Par Yazid Ben Hounet(*)
«La France « déplore » les menaces du gouvernement algérien contre son ambassadeur », peut-on lire dans la dépêche de l’AFP reprise dans Le Monde du 13 avril 2021 (9h30). En ligne de mire, le ministre de la Communication et porte-parole du gouvernement algérien, Ammar Belhimer – ancien journaliste, professeur de droit et auteur d’essais critiques concernant certains grands enjeux de notre monde (entre autres : Les printemps du désert, 2016 ; Les dix nouveaux commandements de Wall Street, 2017 ; Par quel droit tenir le net ? 2020 ; ouvrages publiés en Algérie).
D’habitude, lorsque la France « officielle » déplore ou s’inquiète de propos (ou d’actes) vis-à-vis d’un de ses ambassadeurs, elle le fait via des canaux diplomatiques. A fortiori lorsque cette inquiétude porte sur le gouvernement (et/ou l’un de ses membres) du pays d’accueil de l’ambassadeur. Pourquoi donc passer par l’AFP et Le Monde pour pointer du doigt un ministre algérien et appuyer au passage la propagande du statu quo, non conforme au droit international, s’agissant du Sahara Occidental ?
La veille, Le Monde publiait un article au procédé assez étrange. Alger est à l’origine de l’annulation de la visite et c’est une « source diplomatique française » qui s’épanche fort opportunément sur les raisons de l’annulation. Les autorités algériennes – par diplomatie justement – ne se sont pas appesanties sur le sujet mais ont laissé d’intéressantes informations à qui voudrait jeter un coup d’œil sur les pages « Monde » de la très officielle agence Algérie presse service : juste ici https://www.aps.dz/monde. L’article datant du 12 avril, 8h50, est on ne peut plus clair ; et corrobore l’analyse que j’avais rédigée la veille (publié le 13 avril dans Le Soir d’Algérie).
Le 13 avril également, l’ambassadeur de France en Algérie publie un démenti formel relatif à un article paru dans le journal Liberté du 8 avril. Le timing est intéressant. Pourquoi n’est-il pas intervenu le jour ou le lendemain de la parution de l’article ?

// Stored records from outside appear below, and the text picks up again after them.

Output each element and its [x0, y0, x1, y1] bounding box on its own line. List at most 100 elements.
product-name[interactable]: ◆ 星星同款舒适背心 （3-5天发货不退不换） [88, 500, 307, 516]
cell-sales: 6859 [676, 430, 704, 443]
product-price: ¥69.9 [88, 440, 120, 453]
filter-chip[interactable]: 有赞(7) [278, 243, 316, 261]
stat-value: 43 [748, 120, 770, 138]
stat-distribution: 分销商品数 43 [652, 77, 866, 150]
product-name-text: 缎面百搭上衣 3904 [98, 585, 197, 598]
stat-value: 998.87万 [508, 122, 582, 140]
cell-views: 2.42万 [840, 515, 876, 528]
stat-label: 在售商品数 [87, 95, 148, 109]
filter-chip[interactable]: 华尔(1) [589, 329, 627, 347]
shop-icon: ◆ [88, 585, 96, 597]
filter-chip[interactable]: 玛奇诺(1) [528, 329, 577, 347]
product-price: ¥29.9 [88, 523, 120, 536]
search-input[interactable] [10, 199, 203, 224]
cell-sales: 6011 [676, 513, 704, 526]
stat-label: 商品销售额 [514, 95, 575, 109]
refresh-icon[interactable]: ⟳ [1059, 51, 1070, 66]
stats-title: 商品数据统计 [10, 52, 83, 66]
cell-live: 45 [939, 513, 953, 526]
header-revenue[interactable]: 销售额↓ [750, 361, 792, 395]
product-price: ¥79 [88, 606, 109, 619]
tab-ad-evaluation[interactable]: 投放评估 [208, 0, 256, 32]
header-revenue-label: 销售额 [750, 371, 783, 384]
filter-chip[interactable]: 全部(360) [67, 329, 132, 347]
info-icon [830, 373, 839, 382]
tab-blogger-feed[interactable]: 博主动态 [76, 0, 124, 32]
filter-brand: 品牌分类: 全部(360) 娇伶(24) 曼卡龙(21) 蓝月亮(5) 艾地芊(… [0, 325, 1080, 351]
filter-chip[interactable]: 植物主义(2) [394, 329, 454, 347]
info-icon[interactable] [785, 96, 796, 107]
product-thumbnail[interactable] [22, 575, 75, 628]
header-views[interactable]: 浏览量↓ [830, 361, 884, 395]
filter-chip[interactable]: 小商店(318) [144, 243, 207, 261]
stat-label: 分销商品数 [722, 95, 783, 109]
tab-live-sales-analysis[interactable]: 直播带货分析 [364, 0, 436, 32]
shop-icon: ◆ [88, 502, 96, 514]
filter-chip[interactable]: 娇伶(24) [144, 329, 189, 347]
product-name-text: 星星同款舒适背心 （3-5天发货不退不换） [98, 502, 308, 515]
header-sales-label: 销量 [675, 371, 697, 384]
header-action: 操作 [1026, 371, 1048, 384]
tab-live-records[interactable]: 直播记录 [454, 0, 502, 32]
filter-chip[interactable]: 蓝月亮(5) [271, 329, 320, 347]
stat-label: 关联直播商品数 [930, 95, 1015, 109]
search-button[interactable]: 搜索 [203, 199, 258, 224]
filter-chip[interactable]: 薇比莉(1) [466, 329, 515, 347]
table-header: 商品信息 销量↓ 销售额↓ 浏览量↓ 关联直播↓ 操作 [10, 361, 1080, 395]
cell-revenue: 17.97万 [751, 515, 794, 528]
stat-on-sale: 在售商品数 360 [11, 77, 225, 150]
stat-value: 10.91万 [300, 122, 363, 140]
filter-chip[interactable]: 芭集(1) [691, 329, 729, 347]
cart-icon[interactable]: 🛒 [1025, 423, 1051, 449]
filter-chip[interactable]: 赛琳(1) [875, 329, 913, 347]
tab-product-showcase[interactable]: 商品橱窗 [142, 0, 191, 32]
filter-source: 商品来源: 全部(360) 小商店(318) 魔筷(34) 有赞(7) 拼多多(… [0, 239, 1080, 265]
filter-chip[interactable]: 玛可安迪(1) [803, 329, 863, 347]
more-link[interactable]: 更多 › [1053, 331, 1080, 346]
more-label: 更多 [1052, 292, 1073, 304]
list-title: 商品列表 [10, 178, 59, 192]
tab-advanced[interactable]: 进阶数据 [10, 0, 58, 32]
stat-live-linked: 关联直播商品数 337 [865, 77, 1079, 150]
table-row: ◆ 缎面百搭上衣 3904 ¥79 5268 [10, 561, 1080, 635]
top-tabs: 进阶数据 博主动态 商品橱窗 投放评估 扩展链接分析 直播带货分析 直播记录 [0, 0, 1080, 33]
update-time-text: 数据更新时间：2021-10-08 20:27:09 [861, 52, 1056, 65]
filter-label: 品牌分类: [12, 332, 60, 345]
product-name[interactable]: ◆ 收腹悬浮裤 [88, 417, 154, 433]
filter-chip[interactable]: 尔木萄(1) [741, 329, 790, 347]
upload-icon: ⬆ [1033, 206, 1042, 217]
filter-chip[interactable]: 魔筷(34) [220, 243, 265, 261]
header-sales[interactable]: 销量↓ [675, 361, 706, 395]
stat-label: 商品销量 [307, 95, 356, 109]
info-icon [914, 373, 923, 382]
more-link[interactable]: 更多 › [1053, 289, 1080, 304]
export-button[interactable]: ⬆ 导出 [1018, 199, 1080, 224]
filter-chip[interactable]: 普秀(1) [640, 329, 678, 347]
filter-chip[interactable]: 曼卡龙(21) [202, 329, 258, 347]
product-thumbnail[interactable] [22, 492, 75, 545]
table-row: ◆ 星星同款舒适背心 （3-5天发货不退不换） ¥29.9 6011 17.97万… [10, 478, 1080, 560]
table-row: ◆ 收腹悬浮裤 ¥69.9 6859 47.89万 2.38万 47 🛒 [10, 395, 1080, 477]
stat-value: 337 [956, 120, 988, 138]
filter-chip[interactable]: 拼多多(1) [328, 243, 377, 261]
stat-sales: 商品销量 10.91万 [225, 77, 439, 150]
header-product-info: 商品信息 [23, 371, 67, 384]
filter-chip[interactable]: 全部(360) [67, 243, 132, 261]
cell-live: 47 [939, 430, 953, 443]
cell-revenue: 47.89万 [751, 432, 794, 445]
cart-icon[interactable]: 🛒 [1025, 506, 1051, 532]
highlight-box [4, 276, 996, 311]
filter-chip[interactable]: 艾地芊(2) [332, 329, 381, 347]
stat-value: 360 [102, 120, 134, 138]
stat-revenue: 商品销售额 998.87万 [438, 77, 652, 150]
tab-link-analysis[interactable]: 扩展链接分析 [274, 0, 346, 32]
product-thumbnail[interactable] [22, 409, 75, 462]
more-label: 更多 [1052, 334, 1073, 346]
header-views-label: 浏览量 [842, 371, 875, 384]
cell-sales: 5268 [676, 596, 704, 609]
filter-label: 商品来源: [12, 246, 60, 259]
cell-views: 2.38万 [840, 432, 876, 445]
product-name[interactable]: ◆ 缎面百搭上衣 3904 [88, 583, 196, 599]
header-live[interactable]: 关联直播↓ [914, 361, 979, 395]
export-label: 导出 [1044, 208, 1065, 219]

À vrai dire, tout cela ressemble à un mauvais scénario de communication : faire gonfler une fausse polémique pour en cacher une autre, autrement plus importante. S’émouvoir d’une réponse légitime d’un ministre (celle d’Ammar Belhimer), à une question légitime de journalistes (du Arabic Post) relative à des agissements de l’ambassadeur de France tels que rapportés par la presse (Liberté du 8 avril) et non démentis par le premier concerné jusqu’au 13 avril. Pour cacher une autre réalité politique autrement plus problématique : une mésentente majeure s’agissant d’un contentieux colonial.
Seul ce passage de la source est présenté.